Ionic Density-Controlled Conjugated Polyelectrolytes for Interface Engineering in Inverted Colloidal PbS Quantum-Dots Infrared Photodetector

Abstract

PbS colloidal quantum dots (CQDs) have attracted significant attention as next-generation infrared absorbers, offering a cost-effective alternative to conventional III-V compound semiconductors. Despite extensive efforts devoted to enhancing electron extraction, strategies for improving hole extraction at the metal-oxide/PbS CQD interface, particularly in inverted architectures, remain limited.
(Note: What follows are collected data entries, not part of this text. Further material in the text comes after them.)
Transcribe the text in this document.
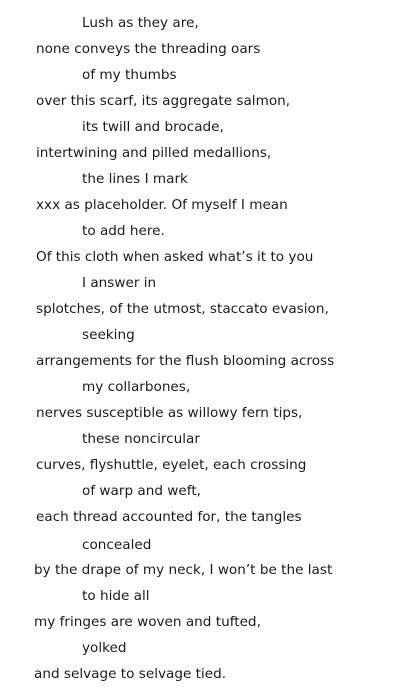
Lush as they are,
none conveys the threading oars
of my thumbs
over this scarf, its aggregate salmon,
its twill and brocade,
intertwining and pilled medallions,
the lines I mark
xxx as placeholder. Of myself I mean
to add here.
Of this cloth when asked what’s it to you
I answer in
splotches, of the utmost, staccato evasion,
seeking
arrangements for the flush blooming across
my collarbones,
nerves susceptible as willowy fern tips,
these noncircular
curves, flyshuttle, eyelet, each crossing
of warp and weft,
each thread accounted for, the tangles
concealed
by the drape of my neck, I won’t be the last
to hide all
my fringes are woven and tufted,
yolked
and selvage to selvage tied.
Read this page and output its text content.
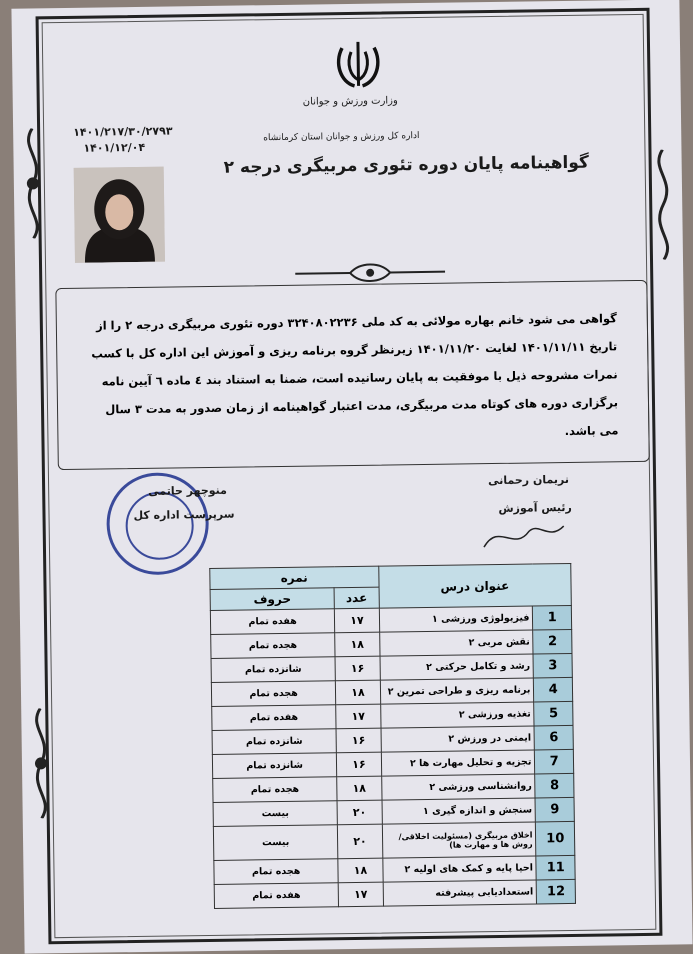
وزارت ورزش و جوانان
اداره کل ورزش و جوانان استان کرمانشاه
۱۴۰۱/۲۱۷/۳۰/۲۷۹۳
۱۴۰۱/۱۲/۰۴
گواهینامه پایان دوره تئوری مربیگری درجه ۲
گواهی می شود خانم بهاره مولائی به کد ملی ۳۲۴۰۸۰۲۲۳۶ دوره تئوری مربیگری درجه ۲ را از
تاریخ ۱۴۰۱/۱۱/۱۱ لغایت ۱۴۰۱/۱۱/۲۰ زیرنظر گروه برنامه ریزی و آموزش این اداره کل با کسب
نمرات مشروحه ذیل با موفقیت به پایان رسانیده است، ضمنا به استناد بند ٤ ماده ٦ آیین نامه
برگزاری دوره های کوتاه مدت مربیگری، مدت اعتبار گواهینامه از زمان صدور به مدت ۳ سال
می باشد.
منوچهر حاتمی
سرپرست اداره کل
نریمان رحمانی
رئیس آموزش
نمره		عنوان درس	
حروف	عدد		
هفده تمام	۱۷	فیزیولوژی ورزشی ۱	1
هجده تمام	۱۸	نقش مربی ۲	2
شانزده تمام	۱۶	رشد و تکامل حرکتی ۲	3
هجده تمام	۱۸	برنامه ریزی و طراحی تمرین ۲	4
هفده تمام	۱۷	تغذیه ورزشی ۲	5
شانزده تمام	۱۶	ایمنی در ورزش ۲	6
شانزده تمام	۱۶	تجزیه و تحلیل مهارت ها ۲	7
هجده تمام	۱۸	روانشناسی ورزشی ۲	8
بیست	۲۰	سنجش و اندازه گیری ۱	9
بیست	۲۰	اخلاق مربیگری (مسئولیت اخلاقی/ روش ها و مهارت ها)	10
هجده تمام	۱۸	احیا پایه و کمک های اولیه ۲	11
هفده تمام	۱۷	استعدادیابی پیشرفته	12
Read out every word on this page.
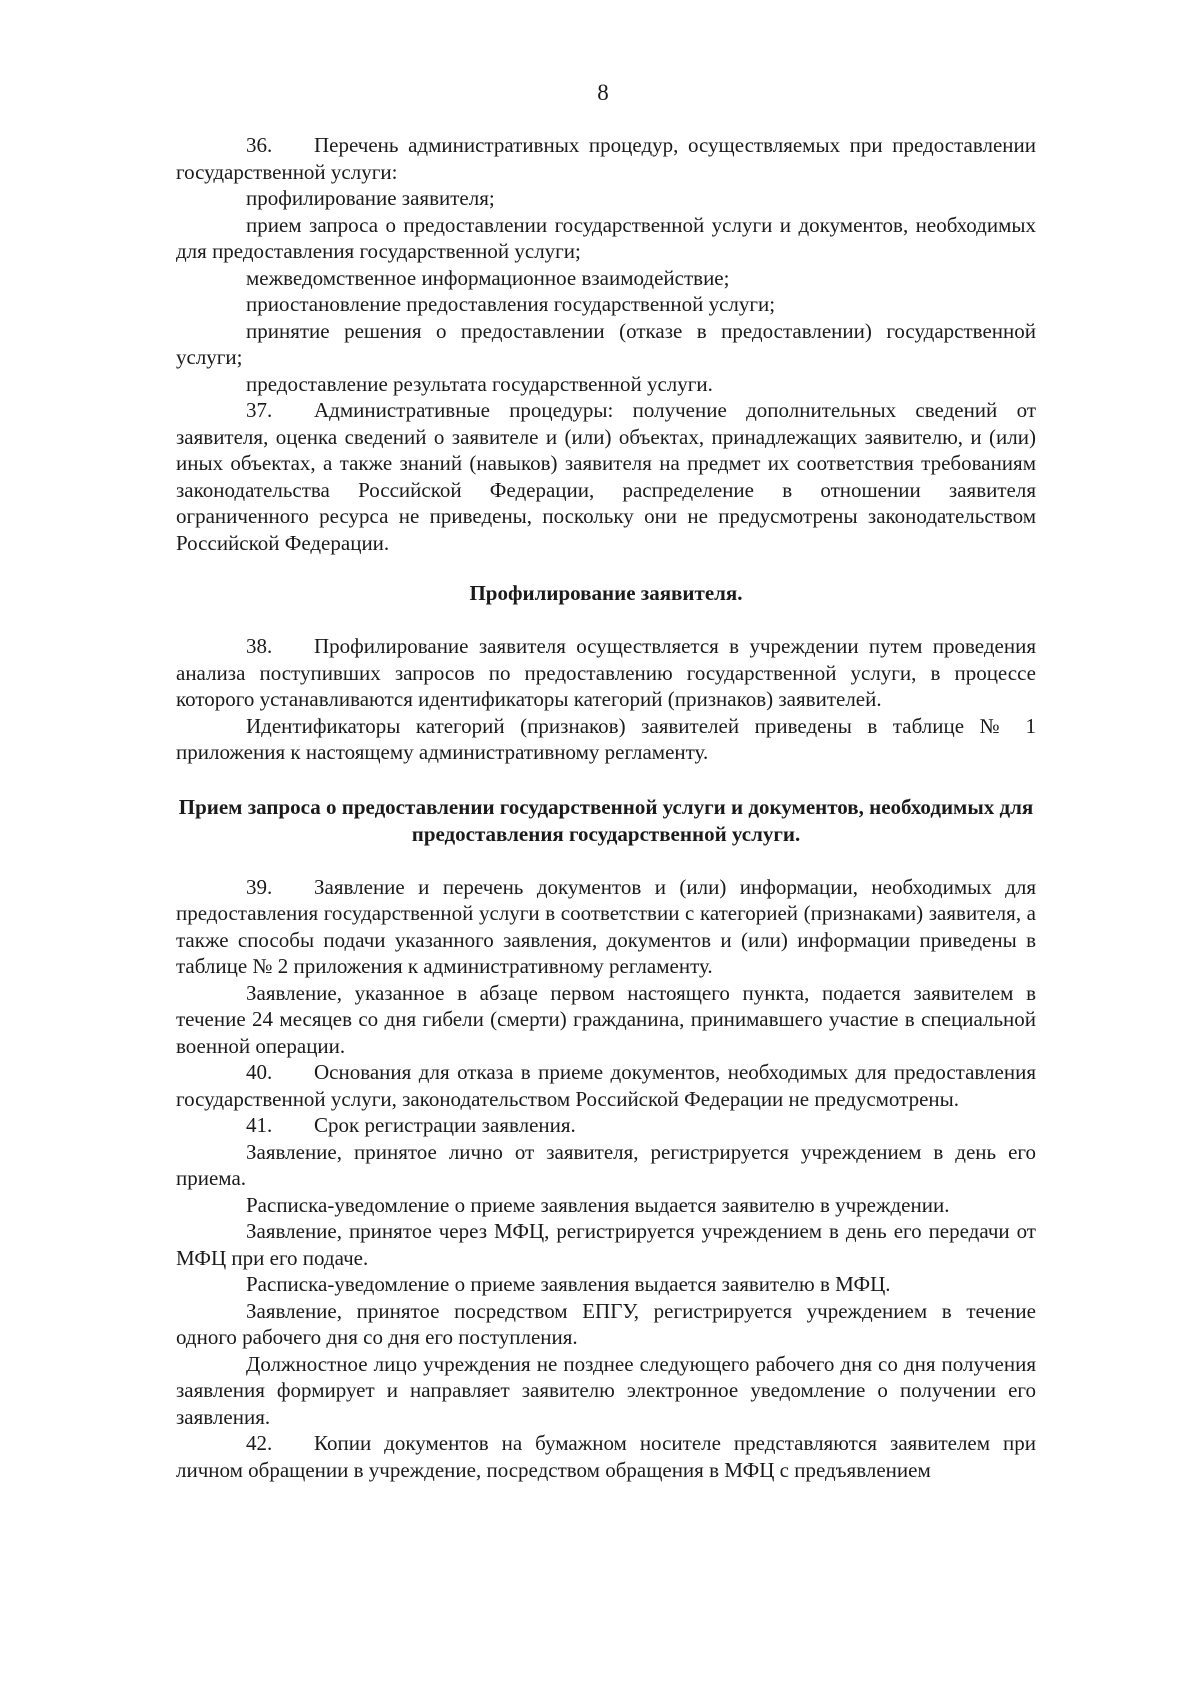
8

36. Перечень административных процедур, осуществляемых при предоставлении государственной услуги:

профилирование заявителя;

прием запроса о предоставлении государственной услуги и документов, необходимых для предоставления государственной услуги;

межведомственное информационное взаимодействие;

приостановление предоставления государственной услуги;

принятие решения о предоставлении (отказе в предоставлении) государственной услуги;

предоставление результата государственной услуги.

37. Административные процедуры: получение дополнительных сведений от заявителя, оценка сведений о заявителе и (или) объектах, принадлежащих заявителю, и (или) иных объектах, а также знаний (навыков) заявителя на предмет их соответствия требованиям законодательства Российской Федерации, распределение в отношении заявителя ограниченного ресурса не приведены, поскольку они не предусмотрены законодательством Российской Федерации.

Профилирование заявителя.

38. Профилирование заявителя осуществляется в учреждении путем проведения анализа поступивших запросов по предоставлению государственной услуги, в процессе которого устанавливаются идентификаторы категорий (признаков) заявителей.

Идентификаторы категорий (признаков) заявителей приведены в таблице № 1 приложения к настоящему административному регламенту.

Прием запроса о предоставлении государственной услуги и документов, необходимых для предоставления государственной услуги.

39. Заявление и перечень документов и (или) информации, необходимых для предоставления государственной услуги в соответствии с категорией (признаками) заявителя, а также способы подачи указанного заявления, документов и (или) информации приведены в таблице № 2 приложения к административному регламенту.

Заявление, указанное в абзаце первом настоящего пункта, подается заявителем в течение 24 месяцев со дня гибели (смерти) гражданина, принимавшего участие в специальной военной операции.

40. Основания для отказа в приеме документов, необходимых для предоставления государственной услуги, законодательством Российской Федерации не предусмотрены.

41. Срок регистрации заявления.

Заявление, принятое лично от заявителя, регистрируется учреждением в день его приема.

Расписка-уведомление о приеме заявления выдается заявителю в учреждении.

Заявление, принятое через МФЦ, регистрируется учреждением в день его передачи от МФЦ при его подаче.

Расписка-уведомление о приеме заявления выдается заявителю в МФЦ.

Заявление, принятое посредством ЕПГУ, регистрируется учреждением в течение одного рабочего дня со дня его поступления.

Должностное лицо учреждения не позднее следующего рабочего дня со дня получения заявления формирует и направляет заявителю электронное уведомление о получении его заявления.

42. Копии документов на бумажном носителе представляются заявителем при личном обращении в учреждение, посредством обращения в МФЦ с предъявлением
Here, an effective interface engineering approach is reported using conjugated polyelectrolytes (CPEs) bearing ionic sidechains at the indium-tin oxide (ITO)/PbS CQD interface. By systematically increasing the ionic density within the CPEs, dark current and enhance photocurrent is simultaneously reduced, resulting in high near-infrared detectivity of 5.4 x 1012 Jones at 900 nm. These enhancements are attributed to favorable dipole orientation of the CPE at the interface, facilitating efficient hole extraction. Additionally, Br-ion functionalities in CPE sidechains provide effective surface passivation of PbS CQDs, increasing the device's built-in potential. This work highlights the importance of tailored CPE interlayers in achieving high-performance inverted PbS CQD photodiodes.